Raul Castro succeeds brother Fidel as president of Cuba

? Cuba’s revolutionary old guard consolidated its hold on power Sunday when the National Assembly bypassed a new, younger generation of politicians and named Fidel Castro’s brother, Raul, president and a hard-line communist first vice president.

The unanimous decision dealt a blow to Cubans who had hoped Sunday would mark a dramatic change of direction for the island nation ruled for nearly five decades by Fidel Castro, 81, who announced Tuesday that he was stepping down after a long illness.

In his acceptance speech, Raul Castro, 76, promised to “complete” his brother’s work during his five-year term as president of the Council of State, a position considered equivalent to head of state.

Raul offered little promise of major changes beyond streamlining inefficient government agencies and improving Cuba’s dismal agricultural production. He said he would consider ending the country’s dual currency system, which lets tourists use convertible pesos that have more buying power than the pesos Cubans use.

“Fidel is irreplaceable,” Raul said in his address, which was broadcast nationwide. “Fidel is with us as he always has been, with a clear mind.”

The new first vice president, Jose Ramon Machado Ventura, 77, fought in the Sierra Maestra mountains with the Castro brothers during the Cuban Revolution. Trained as a doctor, he has held a series of Communist Party and government posts and is known for his strict adherence to communist doctrine.
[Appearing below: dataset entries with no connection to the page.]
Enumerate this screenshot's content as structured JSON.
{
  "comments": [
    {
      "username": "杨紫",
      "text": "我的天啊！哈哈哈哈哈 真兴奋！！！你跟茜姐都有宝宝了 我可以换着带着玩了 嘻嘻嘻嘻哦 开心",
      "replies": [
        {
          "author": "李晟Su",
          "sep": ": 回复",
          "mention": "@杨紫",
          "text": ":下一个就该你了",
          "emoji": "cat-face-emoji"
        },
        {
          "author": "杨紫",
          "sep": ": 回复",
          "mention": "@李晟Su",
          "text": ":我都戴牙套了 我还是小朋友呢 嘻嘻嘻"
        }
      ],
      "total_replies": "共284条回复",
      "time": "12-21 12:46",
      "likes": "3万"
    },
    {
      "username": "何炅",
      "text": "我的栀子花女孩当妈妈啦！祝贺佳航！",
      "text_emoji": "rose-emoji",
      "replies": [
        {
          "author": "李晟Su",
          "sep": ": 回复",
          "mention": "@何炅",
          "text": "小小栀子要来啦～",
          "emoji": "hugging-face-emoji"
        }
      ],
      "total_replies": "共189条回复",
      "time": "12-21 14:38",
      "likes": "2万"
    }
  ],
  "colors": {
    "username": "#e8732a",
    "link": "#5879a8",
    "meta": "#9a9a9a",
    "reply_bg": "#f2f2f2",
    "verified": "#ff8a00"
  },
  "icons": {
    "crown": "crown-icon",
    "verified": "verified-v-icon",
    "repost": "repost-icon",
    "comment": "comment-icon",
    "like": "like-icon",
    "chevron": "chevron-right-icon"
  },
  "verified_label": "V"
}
He is generally believed to be one Raul Castro’s closest confidants.

Yoani Sanchez, a moderate dissident blogger in Havana, said in an interview that the selection of Machado Ventura “is a clear signal that the old guard is still in charge and that there hasn’t been a true reorganization.” But Sanchez said that at least Raul Castro “talked about some changes, unlike his brother, who didn’t talk about change.”

In choosing Machado Ventura, the assembly skipped over Carlos Lage, who had emerged as the second-most-powerful figure in the interim government established 19 months ago when Fidel Castro underwent intestinal surgery and temporarily ceded the presidency to his brother. Lage, who was named Sunday as one of five Council of State vice presidents, was one of the architects of reforms that opened the economy to more foreign investment and legalized a few small private businesses.

“I don’t want to say that he is not capable – he’s a brilliant man,” assembly member Ana Fidelia Quirot Moret said of Lage in an interview after the vote. “But Machado is a man of the revolution. He is a historic figure capable of continuing the Cuban Revolution.”

Another lawmaker, Isis Maria Leyva Betancourt, said that the selection of Machado Ventura – known as a “historico” because he fought in the revolution – was evidence that “our history didn’t start here and now, it started in 1959” when Fidel Castro took power at the head of a rebel army. But she added that Lage’s inclusion in the powerful Council of State’s roster of vice presidents gave Cuba “a good mix of historicos and the new generation.”

Fidel Castro’s tenure spanned the Cuban missile crisis, the Bay of Pigs invasion, the fall of the Soviet Union, rhetorical battles with 10 U.S. presidents and a decades-long U.S. trade embargo. The ailing leader, who remains a member of the National Assembly, did not appear Sunday at the drab 1970s convention center that houses Cuba’s legislature.